Tiens, en passant, nos voisins du sud, grands pacifiques, ont dépensées 1600 milliards dans l’armement, seulement en 2007.
(Ce billet est fortement influencé par ma lecture du moment : Traité d’athéologie, de Michel Onfray.)
(Photo : Christopher Malcolm)
Et ça continue pour le point 10 ici!
« Tu ne tueras point. » Cette loi divine, dit Savater, aurait pu s’écrire « Tu ne tueras point, mais sans trop exagérer », car au nom de Dieu, justement, combien de croyants ont été occis ? On a oublié que les péchés mortels l’étaient littéralement : si vous désobéissiez aux commandements, vous étiez lapidé à mort.

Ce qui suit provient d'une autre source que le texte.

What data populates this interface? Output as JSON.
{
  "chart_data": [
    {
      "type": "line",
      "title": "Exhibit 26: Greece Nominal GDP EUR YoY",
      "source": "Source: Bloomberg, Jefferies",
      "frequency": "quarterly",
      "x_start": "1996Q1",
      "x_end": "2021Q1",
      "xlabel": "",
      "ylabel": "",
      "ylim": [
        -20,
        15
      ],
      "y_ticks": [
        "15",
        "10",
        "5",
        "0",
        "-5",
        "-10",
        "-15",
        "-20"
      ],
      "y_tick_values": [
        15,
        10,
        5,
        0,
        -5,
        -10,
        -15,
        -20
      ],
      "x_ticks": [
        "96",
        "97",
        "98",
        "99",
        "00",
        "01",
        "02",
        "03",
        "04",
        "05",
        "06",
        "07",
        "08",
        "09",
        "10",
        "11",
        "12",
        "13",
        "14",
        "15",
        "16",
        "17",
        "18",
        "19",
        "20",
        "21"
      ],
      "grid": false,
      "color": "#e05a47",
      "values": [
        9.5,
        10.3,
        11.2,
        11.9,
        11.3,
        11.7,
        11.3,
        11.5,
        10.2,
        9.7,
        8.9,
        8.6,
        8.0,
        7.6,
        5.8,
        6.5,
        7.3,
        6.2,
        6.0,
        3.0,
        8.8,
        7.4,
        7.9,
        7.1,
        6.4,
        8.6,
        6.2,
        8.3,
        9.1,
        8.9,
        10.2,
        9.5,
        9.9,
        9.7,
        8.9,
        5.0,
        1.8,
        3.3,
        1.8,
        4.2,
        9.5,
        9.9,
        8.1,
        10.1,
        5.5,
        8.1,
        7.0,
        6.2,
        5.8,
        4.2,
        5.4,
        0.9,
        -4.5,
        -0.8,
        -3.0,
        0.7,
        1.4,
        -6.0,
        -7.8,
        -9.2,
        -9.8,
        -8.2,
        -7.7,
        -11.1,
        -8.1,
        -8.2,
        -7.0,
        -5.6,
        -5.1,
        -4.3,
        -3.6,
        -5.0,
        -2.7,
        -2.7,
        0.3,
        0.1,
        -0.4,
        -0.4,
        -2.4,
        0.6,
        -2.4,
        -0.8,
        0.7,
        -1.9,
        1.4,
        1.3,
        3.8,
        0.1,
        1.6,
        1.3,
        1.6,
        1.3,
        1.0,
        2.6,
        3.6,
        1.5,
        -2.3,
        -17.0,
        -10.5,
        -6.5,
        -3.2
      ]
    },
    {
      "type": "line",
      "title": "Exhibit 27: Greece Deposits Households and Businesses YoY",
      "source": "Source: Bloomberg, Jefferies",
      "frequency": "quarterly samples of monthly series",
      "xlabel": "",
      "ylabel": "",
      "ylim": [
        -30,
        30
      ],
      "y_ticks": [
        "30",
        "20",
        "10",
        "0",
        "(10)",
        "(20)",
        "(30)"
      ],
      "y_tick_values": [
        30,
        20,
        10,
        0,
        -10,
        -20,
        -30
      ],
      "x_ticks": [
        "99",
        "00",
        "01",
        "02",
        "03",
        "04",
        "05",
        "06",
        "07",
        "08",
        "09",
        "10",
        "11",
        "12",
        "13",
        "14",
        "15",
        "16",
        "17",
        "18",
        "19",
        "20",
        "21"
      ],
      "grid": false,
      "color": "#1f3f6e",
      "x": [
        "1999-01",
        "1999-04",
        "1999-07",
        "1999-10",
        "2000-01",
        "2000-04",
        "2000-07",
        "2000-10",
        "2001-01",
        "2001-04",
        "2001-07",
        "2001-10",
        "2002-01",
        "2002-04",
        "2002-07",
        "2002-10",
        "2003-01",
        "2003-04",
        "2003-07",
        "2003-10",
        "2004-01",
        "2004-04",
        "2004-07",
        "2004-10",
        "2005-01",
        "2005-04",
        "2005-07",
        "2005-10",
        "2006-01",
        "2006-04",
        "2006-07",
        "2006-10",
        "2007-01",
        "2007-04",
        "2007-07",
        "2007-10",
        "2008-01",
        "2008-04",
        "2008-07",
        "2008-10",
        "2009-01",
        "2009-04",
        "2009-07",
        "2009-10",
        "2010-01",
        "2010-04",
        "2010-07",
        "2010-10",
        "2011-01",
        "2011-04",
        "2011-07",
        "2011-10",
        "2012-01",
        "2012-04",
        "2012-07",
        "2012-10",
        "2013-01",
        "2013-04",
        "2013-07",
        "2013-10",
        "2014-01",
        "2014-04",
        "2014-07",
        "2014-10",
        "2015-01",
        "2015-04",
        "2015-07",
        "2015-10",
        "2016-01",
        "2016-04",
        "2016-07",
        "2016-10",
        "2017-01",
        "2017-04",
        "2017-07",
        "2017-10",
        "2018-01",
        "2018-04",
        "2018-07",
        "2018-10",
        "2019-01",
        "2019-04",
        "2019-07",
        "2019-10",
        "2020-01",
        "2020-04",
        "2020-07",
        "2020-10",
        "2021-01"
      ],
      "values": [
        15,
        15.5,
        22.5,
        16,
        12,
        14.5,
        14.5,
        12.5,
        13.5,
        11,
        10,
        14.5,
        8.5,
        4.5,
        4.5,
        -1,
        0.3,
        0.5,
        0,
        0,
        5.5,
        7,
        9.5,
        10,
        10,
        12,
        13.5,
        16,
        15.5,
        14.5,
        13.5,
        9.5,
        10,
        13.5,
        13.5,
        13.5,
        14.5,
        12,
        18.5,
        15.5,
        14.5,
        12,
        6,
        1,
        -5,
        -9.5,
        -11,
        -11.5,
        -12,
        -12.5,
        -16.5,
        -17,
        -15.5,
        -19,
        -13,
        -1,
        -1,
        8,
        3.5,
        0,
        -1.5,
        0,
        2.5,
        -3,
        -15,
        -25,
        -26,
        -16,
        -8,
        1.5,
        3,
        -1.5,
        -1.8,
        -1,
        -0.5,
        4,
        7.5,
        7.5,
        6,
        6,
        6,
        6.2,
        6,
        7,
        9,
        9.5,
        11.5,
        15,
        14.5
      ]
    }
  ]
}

En réalité, il était interdit d’assassiner les gens de sa tribu, mais on acceptait le meurtre s’il s’agissait d’étrangers.
http://www.lactualite.com/culture/article.jsp?content=20070531_152858_3636&PAGE=2
J’ai déjà des poils sur les bras d’avoir lu les 9 points, je suis quelque peu découragée de savoir qu’il en reste 24… Il y a de ces lois non écrites qu’on voit tout autour de nous et qu’on peine à s’avouer… On a encore du chemin à faire! 😦
Où puis-je trouver de la documentation sur ces points en question??
Merci, au plaisir pour la suite! 🙂
C’est quel point qui explique comment une société (la société américaine) peut accepter que 1600 milliards de leurs impôts servent à la guerre?
Charity Bernhard,
justement, deux poids, deux mesures!
Mandoline,
pour ce qui est de la documentation, je ne l’ai pas indiqué justement pour garder un peu de mystère… Mais c’est quand même facile à trouver si on se donne la peine… Un indice : l’accord tacite!
C’est seulement une liste sans rien d’autre, et je tente de l’habiller.
Gaétan,
eh! bien, c’est pas mal tout le billet! J’essaye de montrer que notre vie est menée en grande partie par l’autoritarisme, et les États-Uniens ne sont absolument pas en reste…
1600 milliards dans l’armement n’est pas la démonstration de la volonté du peuple, qui aurait eu toutes les données et les faits pour pouvoir juger en toute connaissance de cause.
« J’accepte que l’on condamne le meurtre de son prochain, sauf si les états décrètent qu’il s’agit d’un ennemi et nous encouragent à le tuer… »
lol… On dit aussi: « Quand les méchants commettent le meurtre, ce sont des terroristes, mais quand ce sont les gentils (nous)qui faisons le massacre, c’est de l’autodéfense ou de la prévention » pas vrai? C’est la BASE de l’impérialisme. Le droit de tuer au nom d’une « civilisation » qui n’est même pas civilisée elle même!
Ça me choque.
Mía
Eh! oooooui! Le jargon propagandiste!
Pas besoin de grandes philosophies, à mon avis. Il faut seulement se mettre à la place des familles qui vivent dans la peur et qui souffrent très très longtemps d’avoir vu un des leurs se faire massacrer. Quand on essaie de s’imaginer assez longtemps que ça nous est arrivé, on comprend mieux les ravages que ça fait.